The Secret to Getting Your Ideas Embraced by Others

Have you ever had a best practice you know is great but you just can’t get others to give it a chance? Or have you returned from a conference or meeting with valuable new ideas only to have them shut down before they are fully understood? Are you frustrated with your efforts to lead change and wish you knew the secrets to getting new ideas adopted?

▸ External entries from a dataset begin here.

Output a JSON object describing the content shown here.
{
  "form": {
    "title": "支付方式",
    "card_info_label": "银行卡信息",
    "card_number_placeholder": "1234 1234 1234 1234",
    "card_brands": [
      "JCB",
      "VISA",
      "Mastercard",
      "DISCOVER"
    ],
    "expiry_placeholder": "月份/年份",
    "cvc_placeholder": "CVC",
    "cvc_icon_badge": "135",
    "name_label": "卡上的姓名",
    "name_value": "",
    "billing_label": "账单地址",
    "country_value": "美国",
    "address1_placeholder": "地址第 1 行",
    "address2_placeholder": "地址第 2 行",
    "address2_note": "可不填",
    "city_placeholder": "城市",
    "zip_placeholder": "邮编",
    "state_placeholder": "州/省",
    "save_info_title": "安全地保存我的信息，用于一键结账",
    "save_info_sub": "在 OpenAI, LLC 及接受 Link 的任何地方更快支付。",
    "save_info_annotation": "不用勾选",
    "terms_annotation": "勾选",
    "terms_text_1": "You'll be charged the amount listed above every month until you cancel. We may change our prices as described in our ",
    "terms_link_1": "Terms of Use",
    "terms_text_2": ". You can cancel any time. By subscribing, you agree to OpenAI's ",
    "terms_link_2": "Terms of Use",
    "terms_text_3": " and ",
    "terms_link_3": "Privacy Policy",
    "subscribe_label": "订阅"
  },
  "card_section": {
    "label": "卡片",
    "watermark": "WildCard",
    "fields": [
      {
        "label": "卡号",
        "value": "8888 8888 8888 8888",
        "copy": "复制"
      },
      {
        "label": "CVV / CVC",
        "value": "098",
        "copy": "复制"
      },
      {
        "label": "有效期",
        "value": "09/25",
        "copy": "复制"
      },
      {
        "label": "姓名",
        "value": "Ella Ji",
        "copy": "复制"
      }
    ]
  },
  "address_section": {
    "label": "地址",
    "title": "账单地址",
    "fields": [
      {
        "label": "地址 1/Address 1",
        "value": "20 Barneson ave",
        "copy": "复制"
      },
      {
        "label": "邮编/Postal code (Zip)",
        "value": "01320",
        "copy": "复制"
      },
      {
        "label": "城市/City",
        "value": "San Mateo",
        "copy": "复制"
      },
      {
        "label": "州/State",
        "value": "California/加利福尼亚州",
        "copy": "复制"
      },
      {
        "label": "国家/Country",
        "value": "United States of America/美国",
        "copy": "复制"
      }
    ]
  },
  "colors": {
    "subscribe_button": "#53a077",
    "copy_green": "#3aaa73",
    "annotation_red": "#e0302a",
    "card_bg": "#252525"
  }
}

Any new idea or best practice is change – and change is messy, uncomfortable, and generally resisted. However, there are a few fundamentals that will help you succeed at creating buy-in and shared ownership to what you want embraced.

Know the ABCs

When we are energized by an idea, we tend to enthusiastically share without filtering and prioritizing what will help it be accepted. This leaves our listeners with misguided interpretations of the idea’s impact and wondering what the change means to them. The only way to prevent this is to know the ABCs of your idea before you share it and then structure your communication appropriately:

  • ACTIVITIES: WHAT is the activity or behavior the change will require? As soon as an idea is expressed, the listener begins determining what will be expected of them, but what they assume is usually incorrect. To ensure they get the right expectations, you must be prepared to share the few high-impact implementation actions.
  • BELIEFS: WHY is the idea a good one? Getting someone to buy in requires they understand why the idea is valuable. Be ready to proactively explain the benefits as well as share evidence and/or proof of the idea’s merit.
  • COMMITMENT: What is the PAYOFF for the individual if they do adopt the new idea? The idea may be great for your company or customers, but until the individual sees what is in it for them, it’s unlikely they will be willing to engage. Take the time to make sure the individual knows how the idea could positively impact them.

Communicate the Focus

Knowing the ABCs first allows you to then be compelling when communicating the key fundamentals (focus) of your idea. Be clear and concise describing what activities are involved, your belief about why the activities are valuable, and the payoff of a commitment. Communicate the ABCs one-on-one – everyone will have unique objections or concerns which must be addressed to create the necessary willingness and readiness to move forward.

Drive Execution

Commitment to implementing an idea is not enough to ensure it gets done. Attention needs to be given to keeping people focused, motivated, and accountable to executing the activities they agreed to do. This, again, is where your leadership is vital. You must be the champion, providing critical fuel for your idea to build momentum. Follow three simple fundamentals to Driving Execution:

  • Reinforce expectations: Adoption of any new idea or expectation requires continuous reinforcement, even if you’ve obtained a high level of commitment. Find a way to keep the commitment top of mind for everyone involved.
  • Recognize progress: Most everyone needs frequent positive encouragement when trying something new. Make sure people are positively recognized for their effort, progress, and/or commitment to the idea or expectation to avoid having them give up or quit. Instead they will be inspired to stay with it.
  • Challenge inaction: Implementation of new ideas will always encounter resistance or someone not doing what they’ve agreed to do. Don’t let the behaviors of some create a downward trend. The moment you see the problem, positively challenge the individual by simply asking why they are not doing what they agreed to do. Take the time to explore their reasons, gaining insight into barriers hindering their actions and then work with them to address those barriers. You’ll quickly get the idea or expectation back on track.

Want your idea embraced? Take the lead by demonstrating your belief and commitment to the idea, communicating the ABCs, and sharing ownership and accountability for its implementation. Do your part in Driving Execution and watch how fast others follow suit. Ideas that get championed get integrated!